Selling Your Business – It Takes a Team

Any large business transaction, particularly a merger or acquisition, requires a well-coordinated team for success. Assembling your team early on makes a large difference between success and failure, whether you are in San Jose, California or Sydney, Australia.

The most critical advisors are your attorney and your accountant. If you are a business owner and you don’t have an attorney or an accountant advising your company, you need to get one now. Although either professional can “parachute in” to assist your company in the event of a sale, their advice to you will be much more efficient and effective if they have direct and long term experience with your company. Failing to have ongoing advice in legal, tax, and financial matters will likely result in the need for remedial work and higher expense in closing a business sale.

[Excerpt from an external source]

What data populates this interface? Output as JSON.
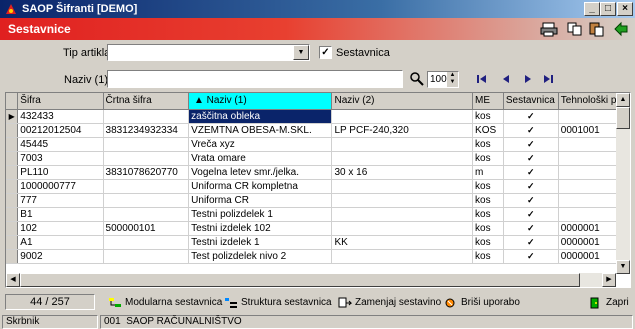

Finding a suitable attorney will likely be your first task in assembling your business team. As with any advisor, you should use your referral network to find a professional that is appropriate to your business. You should only choose someone who you believe can act as a trusted, strategic advisor in planning, growing, and selling your business, rather than someone who can merely produce documents. An attorney who you allow to attend your board and/or shareholder meetings and generally become familiar with your business will be able to advise you on building the proper foundation for an ultimate sale of your business. He or she will also be able to tailor their advice to the realities of your business and your own risk preferences.

Businesses will often have an attorney that they use for operational matters who is unfamiliar with the specifics of a merger or acquisition transaction. In these cases special acquisition counsel is retained, often at the recommendation of company counsel, to assist in the transaction. Special counsel should be brought in as soon as possible. If you have been presented with any type of proposal to sell your business, such as a letter of intent or term sheet, you should not sign any documents until you have had an attorney who is knowledgeable in mergers and acquisitions review them.

Your accountant should be familiar with generally accepted accounting principles, or GAAP, for your industry. As mentioned in an earlier blog posting, your company should not rely on tax-oriented financials in an acquisition, but should maintain financials based on GAAP to allow for accurate business valuation and comparison. Any accountant should be experienced with the tax issues facing your business’s operations and eventual sale. As your company grows, your accountant can recommend a controller and other potential employees who can perform daily accounting functions in-house. Like your attorney, it is critical that you view your accountant as a key advisor to your business, rather than as someone who merely prepares your company’s financial statements and tax returns.